The end of 2016 proved to be a busy and exciting time for cancer breakthroughs, seeing eight new U.S. Food and Drug Administration (FDA) approvals for immunotherapy and biotherapy. Following is a summary of cancer-related FDA approvals in the last quarter of 2016, indications for treatment, and associated clinical implications.

Nivolumab for renal cell carcinoma, metastatic melanoma, and non-small cell lung cancer (NSCLC)

  • The dosing for three implications changed to 240 mg IV every two weeks.
  • Approval for the change was based on pharmacokinetic testing.
  • Dosing remains 3 mg/kg via IV every two weeks for other indications.

Erlotinib for NLCLC with specific tumor mutations

  • Modified approval was given to only patients with a specific epidermal growth factor receptor (EGFR).

Atezolizumab for metastatic NSCLC with progression after platinum-based chemotherapy

  • This PDL-1 inhibitor (checkpoint inhibitor) is administered as 1,200 mg via IV every three weeks.
  • Fatigue and other immune-related adverse events are most commonly seen.

Olaratumab for soft tissue sarcoma

  • An open-label trial randomized patients to chemotherapy alone or olaratumab + chemotherapy. The olaratumab + chemotherapy arm had higher overall survival.
  • Dosing is 15 mg/kg on days 1 and 8 of a 21-day cycle.

Pembrolizumab for metastatic NSCLC with PD-L1 expression

  • This is the first FDA approval of a checkpoint inhibitor as first-line treatment.
  • Dosing is 200 mg via IV every three weeks.
  • Common side effects include fatigue and immune-related adverse events (especially pneumonitis).

Nivolumab for metastatic head and neck squamous cell carcinoma with progression on or after platinum-based therapy

  • Approval was based on a trial in which patients were randomized to either nivolumab or one of three chemotherapy drugs (investigator’s choice). The nivolumab arm showed improved overall survival versus all three chemotherapy arms.
  • The dosing is 3 mg/kg via IV every two weeks.
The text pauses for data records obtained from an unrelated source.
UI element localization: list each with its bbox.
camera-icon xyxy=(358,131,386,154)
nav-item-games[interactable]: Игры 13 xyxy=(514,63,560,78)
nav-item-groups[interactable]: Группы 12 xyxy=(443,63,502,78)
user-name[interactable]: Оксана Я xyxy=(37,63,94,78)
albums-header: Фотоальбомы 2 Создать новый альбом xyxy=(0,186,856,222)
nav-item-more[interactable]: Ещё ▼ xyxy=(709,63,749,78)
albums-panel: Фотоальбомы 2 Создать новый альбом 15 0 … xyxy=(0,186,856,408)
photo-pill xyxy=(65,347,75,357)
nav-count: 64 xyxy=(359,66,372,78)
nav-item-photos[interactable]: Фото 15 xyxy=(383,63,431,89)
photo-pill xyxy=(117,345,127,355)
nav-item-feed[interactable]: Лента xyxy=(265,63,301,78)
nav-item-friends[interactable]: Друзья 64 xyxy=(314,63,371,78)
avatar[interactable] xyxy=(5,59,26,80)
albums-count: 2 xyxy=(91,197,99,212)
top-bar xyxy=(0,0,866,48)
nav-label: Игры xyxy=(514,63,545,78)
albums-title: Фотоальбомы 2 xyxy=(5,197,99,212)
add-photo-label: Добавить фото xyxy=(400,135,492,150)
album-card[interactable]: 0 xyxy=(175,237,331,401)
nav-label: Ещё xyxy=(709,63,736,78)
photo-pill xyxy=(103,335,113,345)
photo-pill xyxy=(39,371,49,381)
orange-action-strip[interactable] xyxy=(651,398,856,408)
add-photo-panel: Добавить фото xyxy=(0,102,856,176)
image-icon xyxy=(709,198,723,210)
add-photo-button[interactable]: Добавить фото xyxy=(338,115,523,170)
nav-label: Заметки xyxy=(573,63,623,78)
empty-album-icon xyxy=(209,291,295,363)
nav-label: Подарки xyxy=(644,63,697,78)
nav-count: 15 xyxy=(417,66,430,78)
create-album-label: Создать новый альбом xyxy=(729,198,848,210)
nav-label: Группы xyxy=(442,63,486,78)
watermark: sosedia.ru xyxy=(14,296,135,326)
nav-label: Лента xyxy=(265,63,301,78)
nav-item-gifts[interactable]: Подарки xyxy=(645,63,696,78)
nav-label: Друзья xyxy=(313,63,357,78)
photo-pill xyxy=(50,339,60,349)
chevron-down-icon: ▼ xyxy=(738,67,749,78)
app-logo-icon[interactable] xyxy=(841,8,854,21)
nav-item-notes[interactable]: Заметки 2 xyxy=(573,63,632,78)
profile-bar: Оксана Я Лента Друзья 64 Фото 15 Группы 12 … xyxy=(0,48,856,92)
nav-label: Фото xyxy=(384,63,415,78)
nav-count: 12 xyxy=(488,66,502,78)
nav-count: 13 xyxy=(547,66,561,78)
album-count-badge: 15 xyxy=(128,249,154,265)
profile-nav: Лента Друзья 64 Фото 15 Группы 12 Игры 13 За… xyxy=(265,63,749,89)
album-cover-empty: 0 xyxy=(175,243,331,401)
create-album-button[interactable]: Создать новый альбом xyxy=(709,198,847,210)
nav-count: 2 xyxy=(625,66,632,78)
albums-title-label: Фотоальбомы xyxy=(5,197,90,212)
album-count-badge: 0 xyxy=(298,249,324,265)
Daratumumab for multiple myeloma after one prior therapy

  • Increased overall survival when added to popular myeloma regimens.
  • The dosing is 16 mg/kg.
  • Common side effects include infusion reactions, diarrhea, nausea, and fatigue.

Rucaparib for advanced ovarian cancer with BRCA mutation

  • The dosing is 600 mg given orally, twice a day.
  • Common side effects include nausea, fatigue, anemia, and abdominal pain.

Many of the approvals involved agents that had already been approved for antineoplastic use, but clinical data indicated that modifications are necessary to allow for the most therapeutic responses. Many approved agents see different doses and schedules based on clinical indication, emphasizing the need for oncology nurses to independently verify orders match recommended dosing based on indication and treatment regimen. The nomenclature and mechanism of action of these immunotherapy and biotherapy agents offer nurses vital insight into expected adverse events.